After pleading guilty and receiving a sentence containing a very significant downward departure, the United States Attorney appealed, the sentence vacated, and was remanded back to the district court for resentencing. The sentence was again pronounced, appealed by the US Attorney, vacated, and remanded for resentencing. The Eighth Circuit court vacated the sentence of Mr. Pepper on three separate occasions because — despite sentencing guidelines being only advisory — determined that the sentence was reduced too much.

The fourth trip though the courts (referred to by the Supreme Court Slip Opinion as Pepper IV), the district court imposed a 65-month sentence. That sentence was affirmed on Pepper’s appeal by the Circuit Court, and then granted Certiorari

Common sense would dictate that, after the Booker and Gall decisions by the Supreme Court, a district judge’s discretion would exist above appeal so long as that decision was constitutional. However, the Eighth Circuit disagreed with the sentencing below, and held that using post-sentencing rehabilitation as grounds for downward departure at a resentencing was not proper.

This type of disregard for a judge using his own “Judgment” is the reason Gall was granted Certiorari after Booker in the first place. The Supreme Court felt it needed to, once again, make a judge’s judgment legal.

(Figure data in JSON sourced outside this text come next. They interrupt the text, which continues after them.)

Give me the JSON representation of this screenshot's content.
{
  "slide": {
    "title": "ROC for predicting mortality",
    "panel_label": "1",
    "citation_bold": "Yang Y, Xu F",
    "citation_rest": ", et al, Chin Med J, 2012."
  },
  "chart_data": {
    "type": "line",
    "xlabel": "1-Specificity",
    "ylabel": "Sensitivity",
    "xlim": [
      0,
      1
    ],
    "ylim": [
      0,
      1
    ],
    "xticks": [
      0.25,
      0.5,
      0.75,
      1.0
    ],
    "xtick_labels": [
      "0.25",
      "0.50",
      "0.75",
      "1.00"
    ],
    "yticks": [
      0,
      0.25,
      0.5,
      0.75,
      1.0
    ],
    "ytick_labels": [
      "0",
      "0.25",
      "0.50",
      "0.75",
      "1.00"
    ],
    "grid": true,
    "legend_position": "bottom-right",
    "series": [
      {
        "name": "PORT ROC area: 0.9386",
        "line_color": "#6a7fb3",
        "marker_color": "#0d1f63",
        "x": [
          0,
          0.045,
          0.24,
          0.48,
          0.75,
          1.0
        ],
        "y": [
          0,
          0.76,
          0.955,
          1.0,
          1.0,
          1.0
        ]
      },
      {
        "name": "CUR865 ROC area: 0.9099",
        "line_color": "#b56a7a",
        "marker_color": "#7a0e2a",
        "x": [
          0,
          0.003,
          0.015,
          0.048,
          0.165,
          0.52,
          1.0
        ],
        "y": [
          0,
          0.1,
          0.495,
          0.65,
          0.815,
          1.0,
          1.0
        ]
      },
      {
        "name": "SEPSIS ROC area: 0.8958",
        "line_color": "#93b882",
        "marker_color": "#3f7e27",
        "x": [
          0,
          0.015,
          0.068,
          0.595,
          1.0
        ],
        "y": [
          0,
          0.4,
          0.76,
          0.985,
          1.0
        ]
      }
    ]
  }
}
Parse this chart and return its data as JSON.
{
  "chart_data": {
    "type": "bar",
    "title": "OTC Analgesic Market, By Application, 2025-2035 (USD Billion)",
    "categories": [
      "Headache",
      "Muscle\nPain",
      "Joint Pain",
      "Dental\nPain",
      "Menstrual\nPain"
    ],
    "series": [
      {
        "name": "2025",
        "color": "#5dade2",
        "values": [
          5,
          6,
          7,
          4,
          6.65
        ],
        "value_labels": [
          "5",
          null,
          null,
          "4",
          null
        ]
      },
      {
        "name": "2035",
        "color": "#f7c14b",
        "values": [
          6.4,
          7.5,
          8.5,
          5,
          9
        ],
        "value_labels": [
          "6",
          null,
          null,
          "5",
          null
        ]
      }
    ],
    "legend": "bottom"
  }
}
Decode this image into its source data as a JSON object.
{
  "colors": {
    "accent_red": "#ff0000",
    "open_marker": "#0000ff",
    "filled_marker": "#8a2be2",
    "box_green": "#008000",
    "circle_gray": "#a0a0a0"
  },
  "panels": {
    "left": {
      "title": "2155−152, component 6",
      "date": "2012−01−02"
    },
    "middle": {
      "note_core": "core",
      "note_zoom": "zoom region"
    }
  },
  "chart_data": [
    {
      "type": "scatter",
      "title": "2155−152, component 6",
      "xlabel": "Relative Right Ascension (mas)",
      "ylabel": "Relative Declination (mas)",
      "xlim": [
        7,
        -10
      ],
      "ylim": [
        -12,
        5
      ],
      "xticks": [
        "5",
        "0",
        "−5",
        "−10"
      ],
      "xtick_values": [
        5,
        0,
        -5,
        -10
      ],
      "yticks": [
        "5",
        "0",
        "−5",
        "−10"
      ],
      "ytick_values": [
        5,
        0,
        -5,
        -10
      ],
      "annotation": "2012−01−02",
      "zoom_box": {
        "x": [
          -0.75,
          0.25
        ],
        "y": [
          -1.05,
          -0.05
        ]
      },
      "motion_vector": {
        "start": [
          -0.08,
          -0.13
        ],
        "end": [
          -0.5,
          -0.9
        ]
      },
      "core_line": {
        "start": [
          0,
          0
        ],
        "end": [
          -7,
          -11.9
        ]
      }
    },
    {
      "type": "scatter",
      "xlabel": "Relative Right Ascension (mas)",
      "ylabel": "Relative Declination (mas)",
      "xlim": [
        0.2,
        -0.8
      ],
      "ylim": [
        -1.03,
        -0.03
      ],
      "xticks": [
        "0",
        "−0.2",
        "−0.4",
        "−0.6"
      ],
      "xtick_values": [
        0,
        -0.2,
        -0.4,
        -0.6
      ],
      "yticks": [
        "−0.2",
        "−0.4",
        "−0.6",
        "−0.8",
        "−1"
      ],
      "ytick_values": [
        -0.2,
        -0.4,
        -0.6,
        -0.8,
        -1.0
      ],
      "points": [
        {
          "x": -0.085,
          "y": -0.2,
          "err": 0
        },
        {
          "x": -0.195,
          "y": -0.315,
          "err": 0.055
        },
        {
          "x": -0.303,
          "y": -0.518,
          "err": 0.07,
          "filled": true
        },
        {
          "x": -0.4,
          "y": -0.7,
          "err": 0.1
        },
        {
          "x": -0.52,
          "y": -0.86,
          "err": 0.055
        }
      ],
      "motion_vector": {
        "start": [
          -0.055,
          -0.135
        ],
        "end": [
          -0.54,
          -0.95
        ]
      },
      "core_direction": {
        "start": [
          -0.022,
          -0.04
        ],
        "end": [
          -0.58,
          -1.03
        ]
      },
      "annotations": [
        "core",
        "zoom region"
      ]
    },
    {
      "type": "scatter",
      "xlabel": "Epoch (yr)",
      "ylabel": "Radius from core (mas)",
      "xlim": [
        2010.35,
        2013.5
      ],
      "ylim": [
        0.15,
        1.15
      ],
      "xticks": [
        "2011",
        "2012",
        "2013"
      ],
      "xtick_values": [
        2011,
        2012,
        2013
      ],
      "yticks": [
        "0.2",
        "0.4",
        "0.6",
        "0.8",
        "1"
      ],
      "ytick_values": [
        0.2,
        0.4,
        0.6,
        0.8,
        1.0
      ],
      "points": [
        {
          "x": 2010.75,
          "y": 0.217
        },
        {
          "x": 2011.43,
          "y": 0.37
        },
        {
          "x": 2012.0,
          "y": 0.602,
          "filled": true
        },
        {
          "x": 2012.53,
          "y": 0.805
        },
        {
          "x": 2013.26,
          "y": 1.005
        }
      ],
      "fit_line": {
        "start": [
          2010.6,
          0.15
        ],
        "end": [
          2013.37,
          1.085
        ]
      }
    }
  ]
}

To drive this point home, the high court held the following:

“[C]onsistent with the principle that “the punishment should fit the offender and not merely the crime,” Williams v. New York, 337 U. S. 241, 247, this Court has observed a consistent and uniform policy “under which a sentencing judge could exercise a wide discretion in the sources and types of evidence used to assist him in determining the kind and extent of punishment to be imposed within limits fixed by law,” id., at 246, particularly “the fullest information possible concerning the defendant’s life and characteristics,” id., at 247. That principle is codified at 18 U. S. C. §3661, which provides that“[n]o limitation shall be placed on the information” a sentencing court may consider “concerning the [defendant’s] background, character, and conduct,” and at §3553(a), which specifies that sentencing courts must consider, among other things, a defendant’s “history and characteristics,” §3553(a)(1). . .”

So, if the law says that no limitation shall be placed on the information a sentencing court may use at sentencing, why did the Eighth Circuit ignore 18 U.S.C. §3661 on three separate occasions? It seems as though it simply did not like the lack of a stiff sentence for Pepper, regardless if that sentence was given under sound legal judgment. The Supreme Court disagreed, vacated in part, affirmed in part, and remanded.